A well-told story or poem.
A new Loose Leaf post.
August 12th, 2007 7:22 am
This post gave me goosebumps, maybe knowing you got the same reaction from those lyrics as I did. I could picture in my mind all of those images conjured by the song – from my mother with a cigarette and a drink… to being in elementary school listening to a bible verse every morning after the pledge of allegiance.
Love your definition of goose bumps, an emotional sonar, a good sign!
August 12th, 2007 9:07 am
May your goosebumps always freerange! May thier eggs be cageless!
I get goosebumps in my vegetable garden. The habaneros are biting. We’re going in.
Thanks Collen,
RM
August 12th, 2007 11:51 am
Hi Colleen. I get goose bumps at the drop of a hat. Beyond the usual temperature-related causes, I tend to get bumpy when I’m excited. Often, when I’m writing and things are flowing really well, I’ll notice goose bumps on my forearms.
They’re often accompanied by a tingle down my spine. I guess just a little reminder that magic still exists.
Hi from Michele…sorry I’m so brief today. I’m zipping in and out in the middle of family/house stuff. Shh, don’t tell my wife 🙂
August 12th, 2007 12:59 pm
In 1975, I took a British history course. The professor held the class in England. Early on in our studies, we visited the National Gallery. Earlier that school year, I gave a presentation on Rembrandt. Of course, my presentation was based on one dimensional copies of his paintings found in books.
Then I viewed paintings of his in the Rembrandt room. Goosebumps crawled from my eyebrows to my calves. I could see his brush strokes, places where he had used the flat back of his paint brush handle, the thickness in places of the paint itself.
The live viewing made his paintings multi-dimensional. I was awestruck.

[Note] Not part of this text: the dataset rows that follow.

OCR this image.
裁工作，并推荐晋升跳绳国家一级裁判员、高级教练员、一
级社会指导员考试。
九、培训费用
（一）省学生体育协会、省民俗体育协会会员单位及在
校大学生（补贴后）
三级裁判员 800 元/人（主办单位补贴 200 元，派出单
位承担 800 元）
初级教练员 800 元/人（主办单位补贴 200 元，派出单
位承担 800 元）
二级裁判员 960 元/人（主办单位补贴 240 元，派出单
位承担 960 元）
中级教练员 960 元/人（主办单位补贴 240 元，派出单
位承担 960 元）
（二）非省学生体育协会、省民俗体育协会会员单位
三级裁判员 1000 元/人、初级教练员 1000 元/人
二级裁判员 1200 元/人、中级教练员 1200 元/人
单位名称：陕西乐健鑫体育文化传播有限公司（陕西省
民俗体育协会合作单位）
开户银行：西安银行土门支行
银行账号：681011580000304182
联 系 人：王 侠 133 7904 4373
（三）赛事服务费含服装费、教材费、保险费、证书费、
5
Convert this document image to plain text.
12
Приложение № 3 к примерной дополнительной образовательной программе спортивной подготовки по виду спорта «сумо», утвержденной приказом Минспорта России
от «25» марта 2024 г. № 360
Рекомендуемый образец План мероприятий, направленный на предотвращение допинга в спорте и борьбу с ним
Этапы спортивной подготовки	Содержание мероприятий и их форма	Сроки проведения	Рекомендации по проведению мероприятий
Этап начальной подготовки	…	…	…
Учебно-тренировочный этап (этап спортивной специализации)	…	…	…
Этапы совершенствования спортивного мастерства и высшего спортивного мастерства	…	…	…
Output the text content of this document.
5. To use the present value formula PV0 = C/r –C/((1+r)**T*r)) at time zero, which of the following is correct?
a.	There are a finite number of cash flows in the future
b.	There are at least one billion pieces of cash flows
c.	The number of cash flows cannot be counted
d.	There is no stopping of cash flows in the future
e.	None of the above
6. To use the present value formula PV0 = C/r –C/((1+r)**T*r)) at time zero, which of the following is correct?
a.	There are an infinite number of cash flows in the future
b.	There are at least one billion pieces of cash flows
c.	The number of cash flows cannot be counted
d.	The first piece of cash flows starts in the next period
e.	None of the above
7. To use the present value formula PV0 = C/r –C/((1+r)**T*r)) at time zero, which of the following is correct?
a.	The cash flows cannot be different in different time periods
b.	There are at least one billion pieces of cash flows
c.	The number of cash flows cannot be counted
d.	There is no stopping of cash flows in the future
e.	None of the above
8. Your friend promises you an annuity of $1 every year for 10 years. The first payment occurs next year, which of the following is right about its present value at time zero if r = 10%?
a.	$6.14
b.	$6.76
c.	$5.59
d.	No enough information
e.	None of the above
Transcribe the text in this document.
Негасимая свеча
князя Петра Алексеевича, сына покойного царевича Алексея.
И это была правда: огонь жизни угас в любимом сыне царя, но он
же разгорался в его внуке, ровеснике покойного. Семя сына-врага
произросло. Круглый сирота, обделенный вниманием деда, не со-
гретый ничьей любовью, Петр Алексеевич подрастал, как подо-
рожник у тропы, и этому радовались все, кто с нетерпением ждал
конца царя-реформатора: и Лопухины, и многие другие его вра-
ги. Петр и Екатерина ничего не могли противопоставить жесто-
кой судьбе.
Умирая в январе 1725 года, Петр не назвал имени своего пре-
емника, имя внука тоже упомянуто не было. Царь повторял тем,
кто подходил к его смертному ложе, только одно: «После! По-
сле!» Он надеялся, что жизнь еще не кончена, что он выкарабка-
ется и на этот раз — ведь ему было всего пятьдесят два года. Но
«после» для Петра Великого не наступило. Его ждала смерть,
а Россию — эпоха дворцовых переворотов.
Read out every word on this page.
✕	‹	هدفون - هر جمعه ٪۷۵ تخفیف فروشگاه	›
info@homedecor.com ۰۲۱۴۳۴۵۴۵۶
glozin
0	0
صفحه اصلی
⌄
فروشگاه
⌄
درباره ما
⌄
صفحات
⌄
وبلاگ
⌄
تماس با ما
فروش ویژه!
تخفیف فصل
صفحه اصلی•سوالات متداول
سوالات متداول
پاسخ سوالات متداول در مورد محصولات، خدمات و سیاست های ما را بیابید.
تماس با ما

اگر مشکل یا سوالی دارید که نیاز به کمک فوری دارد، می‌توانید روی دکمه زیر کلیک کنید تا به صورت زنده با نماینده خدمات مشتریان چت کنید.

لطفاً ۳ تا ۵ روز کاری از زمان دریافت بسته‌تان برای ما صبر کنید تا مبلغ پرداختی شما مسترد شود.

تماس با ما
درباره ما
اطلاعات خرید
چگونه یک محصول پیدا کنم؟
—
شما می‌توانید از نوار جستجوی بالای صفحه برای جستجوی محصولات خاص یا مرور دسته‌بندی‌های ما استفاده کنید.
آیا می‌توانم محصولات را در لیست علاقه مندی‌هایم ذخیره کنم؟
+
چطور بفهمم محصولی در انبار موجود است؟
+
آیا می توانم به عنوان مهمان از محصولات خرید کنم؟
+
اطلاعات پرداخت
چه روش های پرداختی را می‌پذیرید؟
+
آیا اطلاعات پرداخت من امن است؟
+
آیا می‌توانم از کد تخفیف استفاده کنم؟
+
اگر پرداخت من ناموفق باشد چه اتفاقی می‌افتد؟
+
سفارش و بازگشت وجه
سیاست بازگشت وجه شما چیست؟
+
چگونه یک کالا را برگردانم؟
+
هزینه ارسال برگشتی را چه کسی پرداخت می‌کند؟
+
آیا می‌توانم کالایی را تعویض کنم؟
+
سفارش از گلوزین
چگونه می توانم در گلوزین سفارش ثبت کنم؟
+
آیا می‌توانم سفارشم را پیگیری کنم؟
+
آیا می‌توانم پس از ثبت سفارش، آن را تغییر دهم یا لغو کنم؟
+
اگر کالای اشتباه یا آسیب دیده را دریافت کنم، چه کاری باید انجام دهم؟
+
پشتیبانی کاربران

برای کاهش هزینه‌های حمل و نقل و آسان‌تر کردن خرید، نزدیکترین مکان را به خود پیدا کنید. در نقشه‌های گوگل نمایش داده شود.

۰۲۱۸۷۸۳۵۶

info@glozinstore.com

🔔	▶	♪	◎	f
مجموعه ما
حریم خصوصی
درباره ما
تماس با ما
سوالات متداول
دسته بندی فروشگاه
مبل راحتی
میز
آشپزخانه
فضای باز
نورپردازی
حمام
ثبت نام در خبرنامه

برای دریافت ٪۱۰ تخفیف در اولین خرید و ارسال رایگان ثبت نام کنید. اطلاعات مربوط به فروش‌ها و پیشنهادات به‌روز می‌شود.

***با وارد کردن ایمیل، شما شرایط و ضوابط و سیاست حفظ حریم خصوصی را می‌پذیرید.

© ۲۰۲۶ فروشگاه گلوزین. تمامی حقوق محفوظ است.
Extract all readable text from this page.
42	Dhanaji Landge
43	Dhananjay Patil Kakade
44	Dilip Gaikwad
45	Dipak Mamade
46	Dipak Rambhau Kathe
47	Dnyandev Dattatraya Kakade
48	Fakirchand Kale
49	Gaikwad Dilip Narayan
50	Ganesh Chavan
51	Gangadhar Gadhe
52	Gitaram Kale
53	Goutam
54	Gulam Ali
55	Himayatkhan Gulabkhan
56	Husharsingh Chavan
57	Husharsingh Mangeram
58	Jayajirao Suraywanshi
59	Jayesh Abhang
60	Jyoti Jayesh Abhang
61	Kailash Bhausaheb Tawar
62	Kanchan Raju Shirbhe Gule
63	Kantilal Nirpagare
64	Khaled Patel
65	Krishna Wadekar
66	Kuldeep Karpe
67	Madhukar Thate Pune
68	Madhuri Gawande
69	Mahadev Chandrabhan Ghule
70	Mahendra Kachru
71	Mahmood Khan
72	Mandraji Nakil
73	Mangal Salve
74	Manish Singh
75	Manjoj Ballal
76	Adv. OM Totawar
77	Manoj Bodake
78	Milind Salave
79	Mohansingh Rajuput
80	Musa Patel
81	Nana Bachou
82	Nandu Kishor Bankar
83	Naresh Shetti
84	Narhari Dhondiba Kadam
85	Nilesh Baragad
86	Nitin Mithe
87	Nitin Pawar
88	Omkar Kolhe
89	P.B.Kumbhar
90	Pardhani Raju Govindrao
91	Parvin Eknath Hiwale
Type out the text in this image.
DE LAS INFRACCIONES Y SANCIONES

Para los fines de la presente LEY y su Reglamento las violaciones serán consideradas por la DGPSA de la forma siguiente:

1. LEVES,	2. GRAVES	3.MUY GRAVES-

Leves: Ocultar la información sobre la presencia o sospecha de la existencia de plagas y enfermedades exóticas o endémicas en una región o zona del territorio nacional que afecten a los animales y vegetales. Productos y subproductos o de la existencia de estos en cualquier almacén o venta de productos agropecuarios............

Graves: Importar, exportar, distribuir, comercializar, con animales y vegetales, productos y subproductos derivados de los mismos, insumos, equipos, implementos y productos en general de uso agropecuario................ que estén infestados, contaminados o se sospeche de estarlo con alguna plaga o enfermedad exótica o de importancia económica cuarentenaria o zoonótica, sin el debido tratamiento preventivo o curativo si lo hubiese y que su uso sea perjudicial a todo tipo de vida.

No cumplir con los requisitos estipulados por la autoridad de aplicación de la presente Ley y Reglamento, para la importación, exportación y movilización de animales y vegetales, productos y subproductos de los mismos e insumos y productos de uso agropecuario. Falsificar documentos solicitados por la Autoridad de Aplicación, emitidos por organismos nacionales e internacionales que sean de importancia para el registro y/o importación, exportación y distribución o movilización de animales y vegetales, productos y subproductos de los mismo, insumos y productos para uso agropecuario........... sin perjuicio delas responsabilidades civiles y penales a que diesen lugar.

This is all to say that I, too, have and do have this goosebump experience in the company of art,especially when I am seeing it live.
August 12th, 2007 1:25 pm
It’s like the spirit behind the brush stroke is embodied in it …in brilliant living color.
August 12th, 2007 2:31 pm
the cold….. 🙂
more-so than goosebumps, i get tingly on the inside when something moves me….but i love the thought that the goosebumps are those tinglies made manifest!
August 12th, 2007 3:12 pm
Goose bumps…hmmm…I tend to get an overwhelming sensation in my heart, and I tear up, than getting actual goose bumps. When the kids are in something and I am so proud of them I can get goose bumps. Or when someone tells a spellbinding story about a miracle and I get so taken in I get goose bumps. Shivers up my spine always make me think a ghost has breathed on me! Maybe it is because I stay wrapped up in those chicken bumps from the cold air of the air conditioner all the time so I can’t enjoy a good goose bump!
August 12th, 2007 7:15 pm
YOU…..give me goosebumps.
Along with many other things that have been mentioned here in your comments. xoox
August 12th, 2007 7:28 pm
oh, this is great! i love the conclusion you draw. very nice.
August 13th, 2007 7:13 pm
Just reading your post gave me the bumps, the good bumps, the nice chills.
August 13th, 2007 9:25 pm
Alas…I have too much Virgo in my astrological chart to ever truly enjoy drinking out of a garden hose.
Goosebumps… music. Specifically live singing. I’m addicted to the thrill of it.
~S
August 14th, 2007 10:19 pm
Emotions of any kind give rise to goose bumps.